Festnahme durch Spezialeinheiten | Symbolfoto

Münnerstadt/Unterfranken – Einem luxuriösen Leben, das sich ein Mann dank eines schwunghaften Rauschgifthandels offenbar leisten konnte, haben Anfang Oktober Fahnder der Kripo Schweinfurt in enger Zusammenarbeit mit der Staatsanwaltschaft Schweinfurt ein vorläufiges Ende gesetzt. Nach einer Drogenbeschaffungsfahrt stellten die Beamten u.a. drei Kilogramm Heroin und 20.000 Euro mutmaßliches Drogengeld sicher. Auch zwei Autos im Wert von knapp 50.000 Euro ist der 41-Jährige jetzt los. Der Beschuldigte sitzt nach fast einjährigen Ermittlungen in Untersuchungshaft.
Dass ein anfangs noch unbekannter Mann offenbar groß im Heroingeschäft mitmischt, kam den Drogenfahndern der Schweinfurter Kriminalpolizei im November des vergangenen Jahres erstmals zu Ohren. In der Folge begannen die Ermittlungen, die sich über fast 12 Monate erstreckten. Es dauerte einige Zeit, bis schließlich feststand, dass es sich bei dem Dealer um einen Mann aus dem Landkreis Bad Kissingen handelte.

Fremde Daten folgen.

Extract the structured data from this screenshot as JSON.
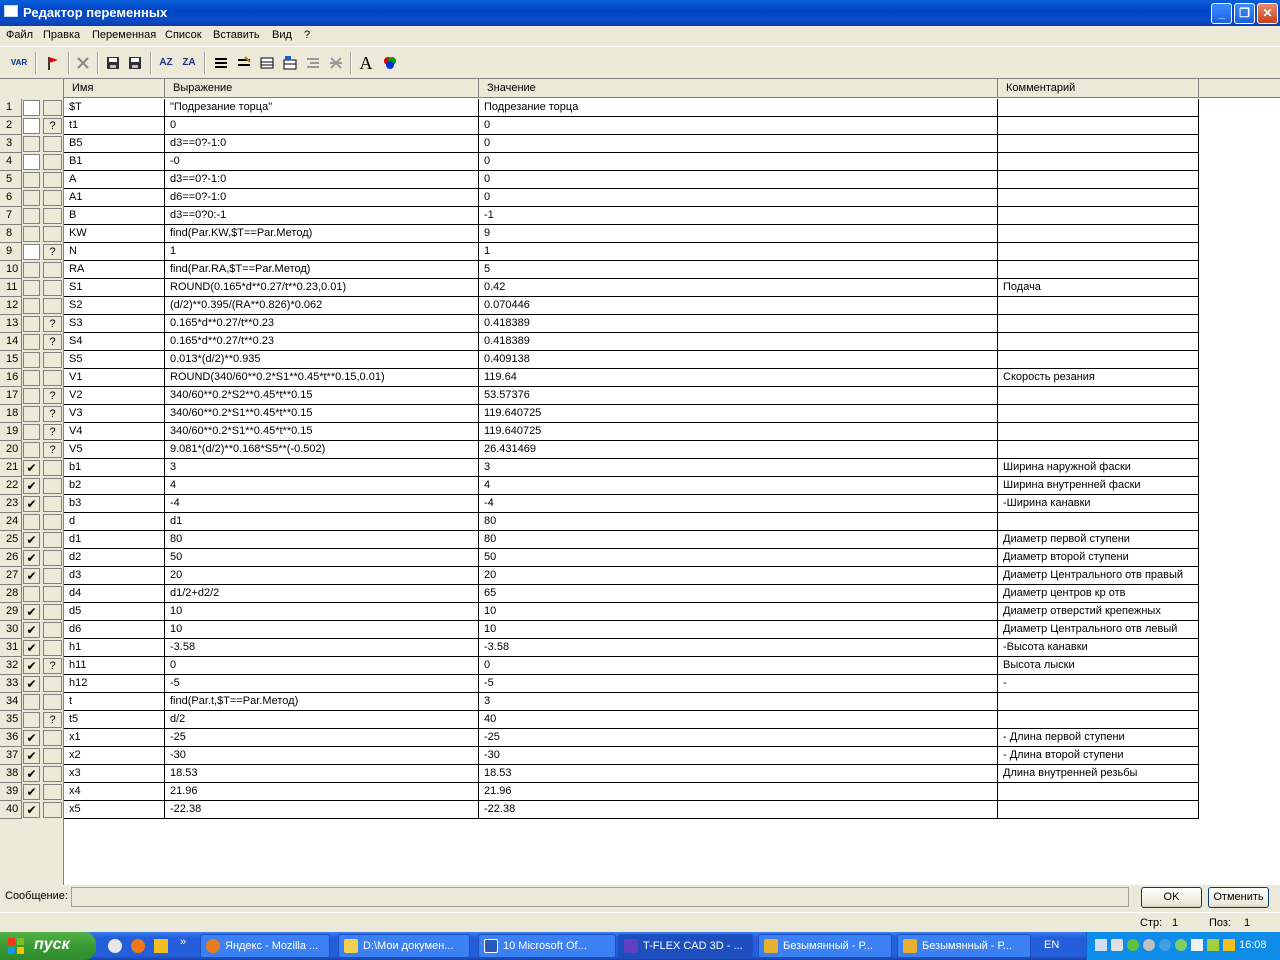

Bei den äußerst personalintensiven Recherchen ergaben sich nach und nach immer konkretere Hinweise darauf, dass der 41-Jährige seinen Lebensunterhalt ausschließlich durch den Verkauf von Drogen bestritt, wobei sehr schnell die professionelle Organisation auffiel, mit der der Beschuldigte seine Geschäfte abwickelte. Es stellte sich heraus, dass der Mann hauptsächlich die Szene im Raum Bad Neustadt/Saale und Bad Kissingen versorgte Mit den erzielten Gewinnen finanzierte der Dealer seinen aufwändigen Lebensstil. Auch seiner Lebensgefährtin ließ er ein Auto zukommen.

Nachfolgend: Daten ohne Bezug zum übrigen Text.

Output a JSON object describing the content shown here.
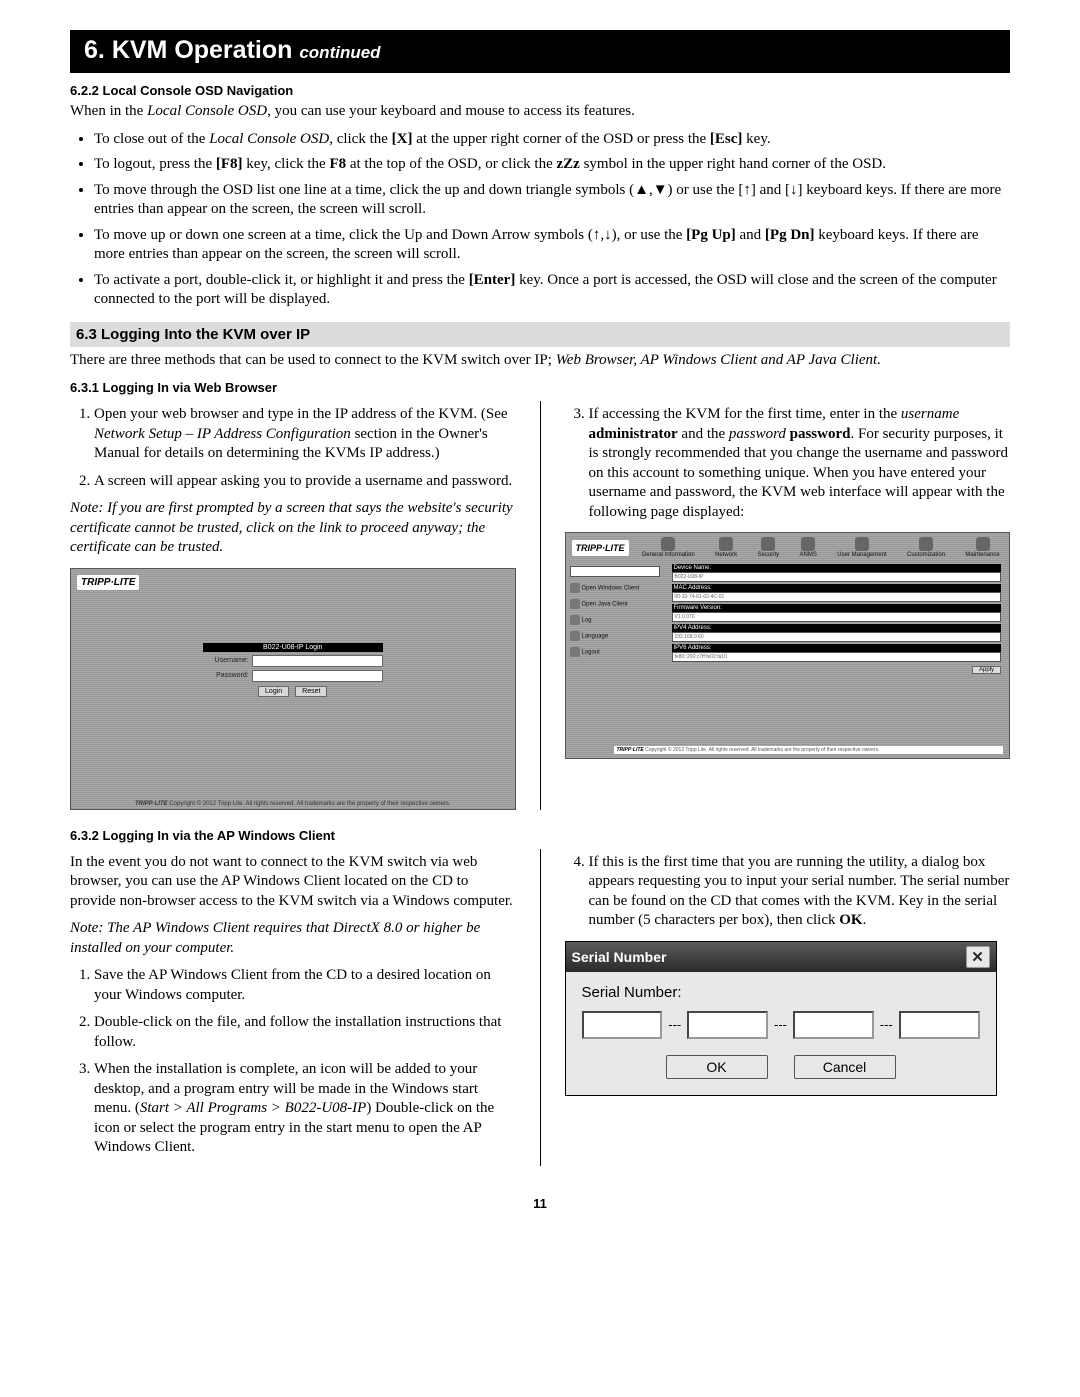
{
  "banner": {
    "num": "6.",
    "title": "KVM Operation",
    "cont": "continued"
  },
  "s622": {
    "title": "6.2.2 Local Console OSD Navigation",
    "intro_a": "When in the ",
    "intro_b": "Local Console OSD",
    "intro_c": ", you can use your keyboard and mouse to access its features.",
    "b1a": "To close out of the ",
    "b1b": "Local Console OSD",
    "b1c": ", click the ",
    "b1d": "[X]",
    "b1e": " at the upper right corner of the OSD or press the ",
    "b1f": "[Esc]",
    "b1g": " key.",
    "b2a": "To logout, press the ",
    "b2b": "[F8]",
    "b2c": " key, click the ",
    "b2d": "F8",
    "b2e": " at the top of the OSD, or click the ",
    "b2f": "zZz",
    "b2g": " symbol in the upper right hand corner of the OSD.",
    "b3a": "To move through the OSD list one line at a time, click the up and down triangle symbols (▲,▼) or use the [↑] and [↓] keyboard keys. If there are more entries than appear on the screen, the screen will scroll.",
    "b4a": "To move up or down one screen at a time, click the Up and Down Arrow symbols (↑,↓), or use the ",
    "b4b": "[Pg Up]",
    "b4c": " and ",
    "b4d": "[Pg Dn]",
    "b4e": " keyboard keys. If there are more entries than appear on the screen, the screen will scroll.",
    "b5a": "To activate a port, double-click it, or highlight it and press the ",
    "b5b": "[Enter]",
    "b5c": " key. Once a port is accessed, the OSD will close and the screen of the computer connected to the port will be displayed."
  },
  "s63": {
    "title": "6.3 Logging Into the KVM over IP",
    "intro_a": "There are three methods that can be used to connect to the KVM switch over IP; ",
    "intro_b": "Web Browser, AP Windows Client and AP Java Client."
  },
  "s631": {
    "title": "6.3.1 Logging In via Web Browser",
    "l1a": "Open your web browser and type in the IP address of the KVM. (See ",
    "l1b": "Network Setup – IP Address Configuration",
    "l1c": " section in the Owner's Manual for details on determining the KVMs IP address.)",
    "l2": "A screen will appear asking you to provide a username and password.",
    "note": "Note: If you are first prompted by a screen that says the website's security certificate cannot be trusted, click on the link to proceed anyway; the certificate can be trusted.",
    "r3a": "If accessing the KVM for the first time, enter in the ",
    "r3b": "username",
    "r3c": " ",
    "r3d": "administrator",
    "r3e": " and the ",
    "r3f": "password",
    "r3g": " ",
    "r3h": "password",
    "r3i": ". For security purposes, it is strongly recommended that you change the username and password on this account to something unique. When you have entered your username and password, the KVM web interface will appear with the following page displayed:"
  },
  "shot1": {
    "logo": "TRIPP·LITE",
    "title": "B022-U08-IP Login",
    "user": "Username:",
    "pass": "Password:",
    "login": "Login",
    "reset": "Reset",
    "foot_brand": "TRIPP·LITE",
    "foot_txt": " Copyright © 2012 Tripp Lite. All rights reserved. All trademarks are the property of their respective owners."
  },
  "shot2": {
    "logo": "TRIPP·LITE",
    "tabs": [
      "General Information",
      "Network",
      "Security",
      "ANMS",
      "User Management",
      "Customization",
      "Maintenance"
    ],
    "side": [
      "Open Windows Client",
      "Open Java Client",
      "Log",
      "Language",
      "Logout"
    ],
    "labels": [
      "Device Name:",
      "MAC Address:",
      "Firmware Version:",
      "IPV4 Address:",
      "IPV6 Address:"
    ],
    "vals": [
      "B022-U08-IP",
      "00-10-74-61-02-4C-01",
      "V1.0.070",
      "192.168.0.60",
      "fe80::200:c7ff:fe02:fa10"
    ],
    "apply": "Apply",
    "foot_brand": "TRIPP·LITE",
    "foot_txt": " Copyright © 2012 Tripp Lite. All rights reserved. All trademarks are the property of their respective owners."
  },
  "s632": {
    "title": "6.3.2 Logging In via the AP Windows Client",
    "pL": "In the event you do not want to connect to the KVM switch via web browser, you can use the AP Windows Client located on the CD to provide non-browser access to the KVM switch via a Windows computer.",
    "noteL": "Note: The AP Windows Client requires that DirectX 8.0 or higher be installed on your computer.",
    "l1": "Save the AP Windows Client from the CD to a desired location on your Windows computer.",
    "l2": "Double-click on the file, and follow the installation instructions that follow.",
    "l3a": "When the installation is complete, an icon will be added to your desktop, and a program entry will be made in the Windows start menu. (",
    "l3b": "Start > All Programs > B022-U08-IP",
    "l3c": ") Double-click on the icon or select the program entry in the start menu to open the AP Windows Client.",
    "r4a": "If this is the first time that you are running the utility, a dialog box appears requesting you to input your serial number. The serial number can be found on the CD that comes with the KVM. Key in the serial number (5 characters per box), then click ",
    "r4b": "OK",
    "r4c": "."
  },
  "serial": {
    "title": "Serial Number",
    "label": "Serial Number:",
    "ok": "OK",
    "cancel": "Cancel",
    "dash": "---"
  },
  "pagenum": "11"
}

Die Handschellen klickten schließlich am Abend des 1. Oktober im Raum Münnerstadt, als der Mann von einer Rauschgiftbeschaffungsfahrt aus Rotterdam zurückgekehrt war. Fahnder der Kripo Schweinfurt und des Einsatzzuges der Schweinfurter Polizei stoppten mit Unterstützung eines Spezialensatzkommandos der Polizei den Pkw, mit dem der 41-Jährige unterwegs war. Der Fahrer wurde festgenommen und bei ihm zunächst 5.000 Euro Bargeld sichergestellt. In dem Fahrzeug entdeckten die Beamten dann außerdem drei Kilogramm Heroin und 1,5 Kilogramm Streckmittel.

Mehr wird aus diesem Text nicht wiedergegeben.